Gysi streitet gleichwohl ab - jede geheimdienstliche Kooperation mit der Stasi; er sei selbst beobachtet worden, sagt er, selbst also Opfer gewesen; er habe nie inoffiziell an die Stasi Informationen geliefert. Manfred Stolpe, der frühere SPD-Ministerpräsident von Brandenburg und vormalige Spitzenvertreter der evangelischen Kirche in der DDR, hatte sich gegen den Vorwurf inniger Stasi-Kontakte anders verteidigt: Natürlich habe er sich x-mal mit Stasi-Leuten getroffen, auch mit ihnen Pudding gegessen - aber immer im Interesse der Christen, für die er sich eingesetzt habe. Gysi dagegen will nie mit der Stasi verhandelt haben. Für ihn war der Stasi-Mann nur der Staatsanwalt, mit dem er kraft Amtes habe reden müssen - und nur als Staatsanwalt habe er ihn gekannt.
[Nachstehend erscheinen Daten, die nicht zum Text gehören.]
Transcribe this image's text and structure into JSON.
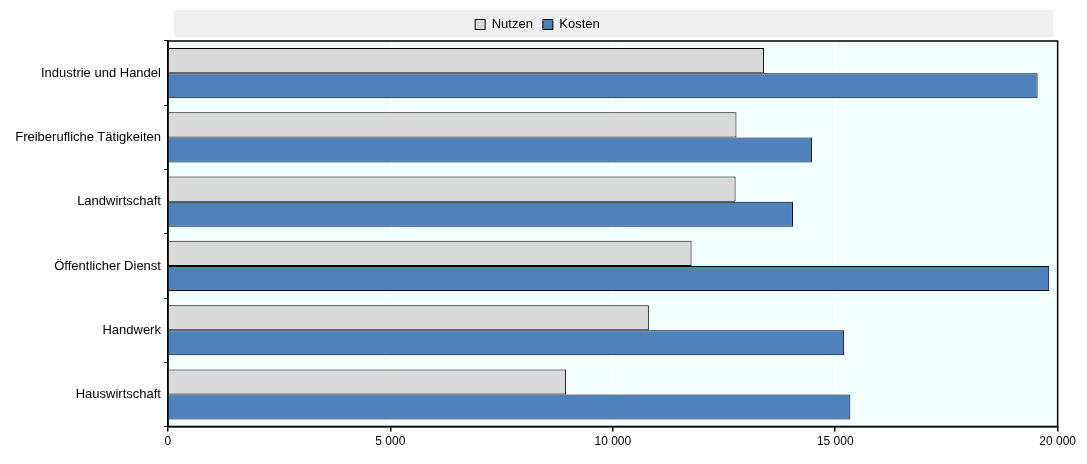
{
  "chart_data": {
    "type": "bar",
    "orientation": "horizontal",
    "categories": [
      "Industrie und Handel",
      "Freiberufliche Tätigkeiten",
      "Landwirtschaft",
      "Öffentlicher Dienst",
      "Handwerk",
      "Hauswirtschaft"
    ],
    "series": [
      {
        "name": "Nutzen",
        "color": "#d9d9d9",
        "values": [
          13400,
          12780,
          12760,
          11770,
          10810,
          8950
        ]
      },
      {
        "name": "Kosten",
        "color": "#4f81bd",
        "values": [
          19550,
          14480,
          14050,
          19810,
          15200,
          15340
        ]
      }
    ],
    "xlim": [
      0,
      20000
    ],
    "xticks": [
      0,
      {
        "value": 5000,
        "label": "5 000"
      },
      {
        "value": 10000,
        "label": "10 000"
      },
      {
        "value": 15000,
        "label": "15 000"
      },
      {
        "value": 20000,
        "label": "20 000"
      }
    ],
    "grid": "x",
    "legend": "top"
  }
}
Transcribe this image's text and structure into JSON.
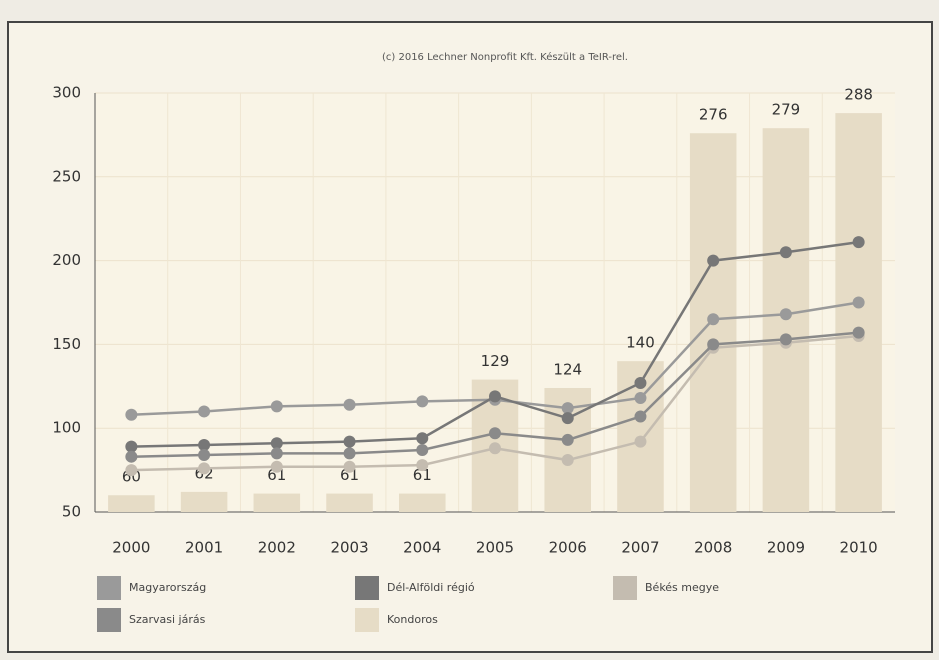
{
  "chart_data": {
    "type": "combo",
    "title": "(c) 2016 Lechner Nonprofit Kft. Készült a TeIR-rel.",
    "categories": [
      "2000",
      "2001",
      "2002",
      "2003",
      "2004",
      "2005",
      "2006",
      "2007",
      "2008",
      "2009",
      "2010"
    ],
    "series": [
      {
        "name": "Magyarország",
        "type": "line",
        "color": "#9a9a9a",
        "values": [
          108,
          110,
          113,
          114,
          116,
          117,
          112,
          118,
          165,
          168,
          175
        ]
      },
      {
        "name": "Dél-Alföldi régió",
        "type": "line",
        "color": "#777777",
        "values": [
          89,
          90,
          91,
          92,
          94,
          119,
          106,
          127,
          200,
          205,
          211
        ]
      },
      {
        "name": "Békés megye",
        "type": "line",
        "color": "#c4bcb0",
        "values": [
          75,
          76,
          77,
          77,
          78,
          88,
          81,
          92,
          148,
          151,
          155
        ]
      },
      {
        "name": "Szarvasi járás",
        "type": "line",
        "color": "#8a8a8a",
        "values": [
          83,
          84,
          85,
          85,
          87,
          97,
          93,
          107,
          150,
          153,
          157
        ]
      },
      {
        "name": "Kondoros",
        "type": "bar",
        "color": "#e6dcc6",
        "values": [
          60,
          62,
          61,
          61,
          61,
          129,
          124,
          140,
          276,
          279,
          288
        ]
      }
    ],
    "ylim": [
      50,
      300
    ],
    "yticks": [
      50,
      100,
      150,
      200,
      250,
      300
    ],
    "grid": true
  }
}
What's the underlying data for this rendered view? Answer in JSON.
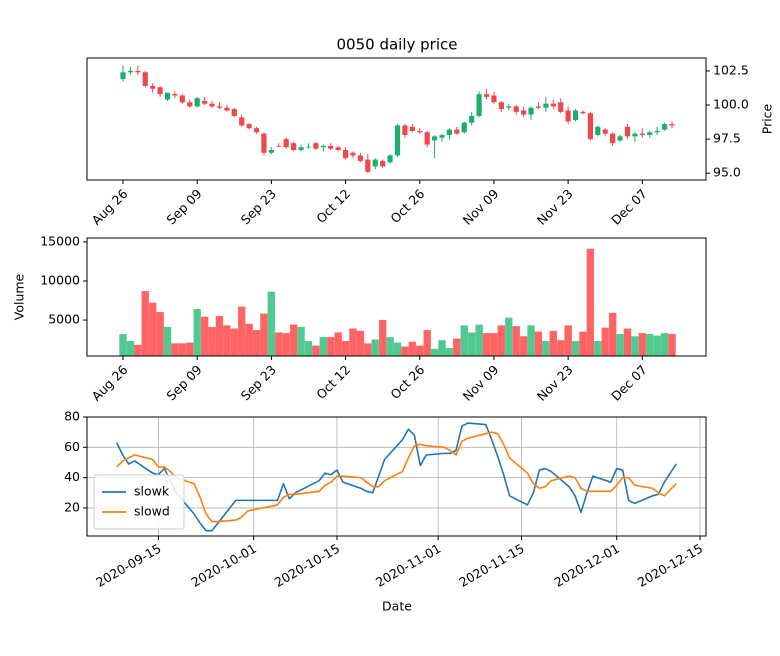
{
  "chart_data": [
    {
      "type": "candlestick",
      "title": "0050 daily price",
      "y_label": "Price",
      "categories": [
        "Aug 26",
        null,
        null,
        null,
        null,
        null,
        null,
        null,
        null,
        null,
        "Sep 09",
        null,
        null,
        null,
        null,
        null,
        null,
        null,
        null,
        null,
        "Sep 23",
        null,
        null,
        null,
        null,
        null,
        null,
        null,
        null,
        null,
        "Oct 12",
        null,
        null,
        null,
        null,
        null,
        null,
        null,
        null,
        null,
        "Oct 26",
        null,
        null,
        null,
        null,
        null,
        null,
        null,
        null,
        null,
        "Nov 09",
        null,
        null,
        null,
        null,
        null,
        null,
        null,
        null,
        null,
        "Nov 23",
        null,
        null,
        null,
        null,
        null,
        null,
        null,
        null,
        null,
        "Dec 07",
        null,
        null,
        null,
        null
      ],
      "open": [
        101.9,
        102.4,
        102.5,
        102.4,
        101.4,
        101.3,
        100.4,
        100.8,
        100.7,
        100.2,
        99.9,
        100.3,
        100.1,
        99.9,
        99.8,
        99.7,
        99.1,
        98.6,
        98.3,
        97.9,
        96.5,
        97.0,
        97.5,
        97.2,
        96.7,
        96.9,
        97.2,
        96.9,
        97.0,
        96.9,
        96.7,
        96.5,
        96.3,
        96.0,
        95.5,
        95.9,
        95.8,
        96.3,
        98.5,
        98.4,
        98.1,
        98.0,
        97.4,
        97.6,
        97.8,
        98.2,
        98.0,
        98.7,
        99.2,
        100.8,
        100.7,
        100.2,
        99.8,
        99.9,
        99.6,
        99.3,
        99.9,
        99.8,
        100.1,
        100.2,
        99.6,
        98.9,
        99.5,
        99.4,
        97.8,
        98.2,
        97.9,
        97.4,
        98.4,
        97.7,
        97.9,
        97.8,
        98.0,
        98.2,
        98.6
      ],
      "high": [
        102.9,
        102.8,
        102.9,
        102.5,
        101.6,
        101.4,
        100.9,
        101.0,
        100.8,
        100.4,
        100.6,
        100.6,
        100.3,
        100.2,
        100.0,
        99.8,
        99.3,
        98.7,
        98.4,
        98.0,
        96.9,
        97.2,
        97.6,
        97.3,
        97.1,
        97.2,
        97.3,
        97.1,
        97.2,
        97.0,
        96.9,
        96.6,
        96.5,
        96.4,
        96.1,
        96.0,
        96.4,
        98.6,
        98.6,
        98.6,
        98.3,
        98.1,
        97.8,
        97.9,
        98.3,
        98.4,
        98.8,
        99.5,
        101.0,
        101.2,
        101.0,
        100.3,
        100.1,
        100.0,
        99.9,
        99.9,
        100.2,
        100.6,
        100.4,
        100.5,
        99.9,
        99.7,
        99.6,
        99.5,
        98.5,
        98.3,
        98.0,
        97.8,
        98.6,
        98.0,
        98.3,
        98.1,
        98.4,
        98.7,
        98.8
      ],
      "low": [
        101.7,
        102.2,
        102.2,
        101.3,
        100.9,
        100.6,
        100.3,
        100.5,
        100.1,
        99.8,
        99.8,
        100.0,
        99.8,
        99.7,
        99.5,
        99.1,
        98.4,
        98.2,
        97.9,
        96.3,
        96.4,
        96.9,
        96.8,
        96.6,
        96.6,
        96.8,
        96.7,
        96.6,
        96.7,
        96.6,
        96.0,
        96.1,
        95.8,
        95.0,
        95.3,
        95.4,
        95.7,
        96.2,
        97.6,
        98.0,
        97.9,
        96.9,
        96.1,
        97.3,
        97.5,
        97.8,
        97.9,
        98.5,
        99.1,
        100.4,
        100.1,
        99.5,
        99.6,
        99.3,
        99.1,
        98.9,
        99.7,
        99.5,
        99.7,
        99.4,
        98.6,
        98.8,
        99.3,
        97.4,
        97.7,
        97.7,
        97.0,
        97.3,
        97.5,
        97.3,
        97.6,
        97.6,
        97.8,
        98.1,
        98.3
      ],
      "close": [
        102.4,
        102.5,
        102.4,
        101.4,
        101.2,
        100.8,
        100.9,
        100.7,
        100.2,
        99.9,
        100.5,
        100.1,
        99.9,
        99.8,
        99.6,
        99.2,
        98.5,
        98.3,
        98.0,
        96.5,
        96.7,
        96.95,
        96.9,
        96.7,
        96.9,
        96.95,
        96.8,
        97.0,
        96.8,
        96.7,
        96.1,
        96.3,
        95.9,
        95.1,
        96.0,
        95.5,
        96.3,
        98.5,
        97.8,
        98.1,
        98.0,
        97.1,
        97.7,
        97.8,
        98.2,
        97.9,
        98.7,
        99.2,
        100.8,
        100.6,
        100.2,
        99.7,
        99.9,
        99.5,
        99.3,
        99.8,
        99.8,
        100.1,
        99.9,
        99.5,
        98.8,
        99.6,
        99.4,
        97.5,
        98.4,
        97.9,
        97.2,
        97.7,
        97.7,
        97.9,
        97.8,
        98.0,
        98.1,
        98.6,
        98.5
      ],
      "up_color": "#1aaf6c",
      "down_color": "#ef4848",
      "ylim": [
        94.5,
        103.45
      ],
      "yticks": [
        {
          "value": 95,
          "label": "95.0"
        },
        97.5,
        {
          "value": 100,
          "label": "100.0"
        },
        102.5
      ]
    },
    {
      "type": "volume",
      "y_label": "Volume",
      "categories": [
        "Aug 26",
        null,
        null,
        null,
        null,
        null,
        null,
        null,
        null,
        null,
        "Sep 09",
        null,
        null,
        null,
        null,
        null,
        null,
        null,
        null,
        null,
        "Sep 23",
        null,
        null,
        null,
        null,
        null,
        null,
        null,
        null,
        null,
        "Oct 12",
        null,
        null,
        null,
        null,
        null,
        null,
        null,
        null,
        null,
        "Oct 26",
        null,
        null,
        null,
        null,
        null,
        null,
        null,
        null,
        null,
        "Nov 09",
        null,
        null,
        null,
        null,
        null,
        null,
        null,
        null,
        null,
        "Nov 23",
        null,
        null,
        null,
        null,
        null,
        null,
        null,
        null,
        null,
        "Dec 07",
        null,
        null,
        null,
        null
      ],
      "values": [
        3200,
        2300,
        1800,
        8700,
        7200,
        6000,
        4100,
        2000,
        2000,
        2100,
        6400,
        5400,
        4100,
        5500,
        4300,
        3900,
        6700,
        4500,
        3700,
        5800,
        8600,
        3400,
        3300,
        4400,
        4100,
        2300,
        1700,
        2800,
        2800,
        3400,
        2300,
        3900,
        3600,
        2000,
        2500,
        5000,
        2800,
        2100,
        1600,
        2200,
        1700,
        3700,
        1300,
        2400,
        1400,
        2600,
        4300,
        3400,
        4400,
        3300,
        3300,
        4300,
        5300,
        4200,
        2900,
        4300,
        3500,
        2300,
        3600,
        2400,
        4300,
        2300,
        3500,
        14100,
        2300,
        4000,
        5900,
        3200,
        3900,
        2900,
        3300,
        3200,
        3000,
        3300,
        3200
      ],
      "up_color": "#4fc98f",
      "down_color": "#ff6363",
      "ylim": [
        400,
        15500
      ],
      "yticks": [
        5000,
        10000,
        15000
      ]
    },
    {
      "type": "line",
      "x_label": "Date",
      "x": [
        "2020-09-08",
        "2020-09-09",
        "2020-09-10",
        "2020-09-11",
        "2020-09-14",
        "2020-09-15",
        "2020-09-16",
        "2020-09-17",
        "2020-09-18",
        "2020-09-21",
        "2020-09-22",
        "2020-09-23",
        "2020-09-24",
        "2020-09-25",
        "2020-09-28",
        "2020-09-29",
        "2020-09-30",
        "2020-10-05",
        "2020-10-06",
        "2020-10-07",
        "2020-10-08",
        "2020-10-12",
        "2020-10-13",
        "2020-10-14",
        "2020-10-15",
        "2020-10-16",
        "2020-10-19",
        "2020-10-20",
        "2020-10-21",
        "2020-10-22",
        "2020-10-23",
        "2020-10-26",
        "2020-10-27",
        "2020-10-28",
        "2020-10-29",
        "2020-10-30",
        "2020-11-02",
        "2020-11-03",
        "2020-11-04",
        "2020-11-05",
        "2020-11-06",
        "2020-11-09",
        "2020-11-10",
        "2020-11-11",
        "2020-11-12",
        "2020-11-13",
        "2020-11-16",
        "2020-11-17",
        "2020-11-18",
        "2020-11-19",
        "2020-11-20",
        "2020-11-23",
        "2020-11-24",
        "2020-11-25",
        "2020-11-26",
        "2020-11-27",
        "2020-11-30",
        "2020-12-01",
        "2020-12-02",
        "2020-12-03",
        "2020-12-04",
        "2020-12-07",
        "2020-12-08",
        "2020-12-09",
        "2020-12-10",
        "2020-12-11"
      ],
      "series": [
        {
          "name": "slowk",
          "color": "#1f77b4",
          "values": [
            63,
            55,
            49,
            51,
            43,
            42,
            46,
            38,
            30,
            16,
            10,
            5,
            5,
            10,
            25,
            25,
            25,
            25,
            36,
            26,
            30,
            38,
            43,
            42,
            45,
            37,
            33,
            31,
            30,
            41,
            52,
            65,
            72,
            68,
            48,
            55,
            56,
            56,
            58,
            74,
            76,
            75,
            65,
            54,
            42,
            28,
            22,
            30,
            45,
            46,
            44,
            34,
            28,
            17,
            30,
            41,
            37,
            46,
            45,
            25,
            23,
            28,
            29,
            37,
            43,
            49
          ]
        },
        {
          "name": "slowd",
          "color": "#ff7f0e",
          "values": [
            47,
            51,
            53,
            55,
            52,
            47,
            47,
            44,
            40,
            36,
            27,
            16,
            11,
            11,
            12,
            14,
            18,
            22,
            27,
            29,
            29,
            31,
            35,
            37,
            41,
            41,
            40,
            37,
            34,
            34,
            38,
            44,
            53,
            61,
            62,
            61,
            60,
            58,
            55,
            64,
            66,
            69,
            70,
            69,
            62,
            53,
            43,
            36,
            33,
            34,
            38,
            41,
            40,
            33,
            31,
            31,
            31,
            35,
            40,
            40,
            35,
            33,
            30,
            28,
            32,
            36
          ]
        }
      ],
      "xlim": [
        "2020-09-03",
        "2020-12-16"
      ],
      "xticks": [
        "2020-09-15",
        "2020-10-01",
        "2020-10-15",
        "2020-11-01",
        "2020-11-15",
        "2020-12-01",
        "2020-12-15"
      ],
      "ylim": [
        1.5,
        80
      ],
      "yticks": [
        20,
        40,
        60,
        80
      ],
      "grid": true,
      "legend": "lower left"
    }
  ]
}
Was ihn nicht umwirft, macht ihn nur stärker. Ist Gysi wirklich stärker geworden? Er ist zwar Co-Vorsitzender einer Partei, die immer größer wird. Bei Gysi aber passen die Teile des Mosaiks, das eine bedenklich changierende Anwaltstätigkeit zeigt, immer besser zusammen. Soll darüber der Mantel der Geschichte gebreitet werden? Soll die Besichtigung des DDR-Zeitalters abgeschlossen, sollen die Vorwürfe weggepackt werden - kann so etwas wie Verjährung eintreten?

Dafür könnte im Allgemeinen einiges sprechen, zumal so manche angebliche Stasi-Entlarvung in den neunziger Jahren hysterischen Charakter hatte: Da wurde den Leuten tagtäglich die Maske vom Gesicht gerissen und tagtäglich drastischer beschrieben, was man dahinter angeblich erblickte: Am Montag den verdächtigen Biedermann, am Dienstag den Lügner, am Mittwoch den Hasardeur, am Donnerstag den eiskalten Spieler. Die Zeiten sind ruhiger geworden. Für Gysi werden sie nicht ruhiger, weil er sich nie wirklich umfassend erklärt hat.

Im Bundestag stand er am Mittwoch nicht als starker Verteidiger seiner selbst. Er schilderte seine Verdienste als Anwalt von Dissidenten - Verdienste, die es tatsächlich gibt. An den dunklen Mosaiksteinen schlich er vorbei. Das macht ihn nicht stärker, sondern schwächer.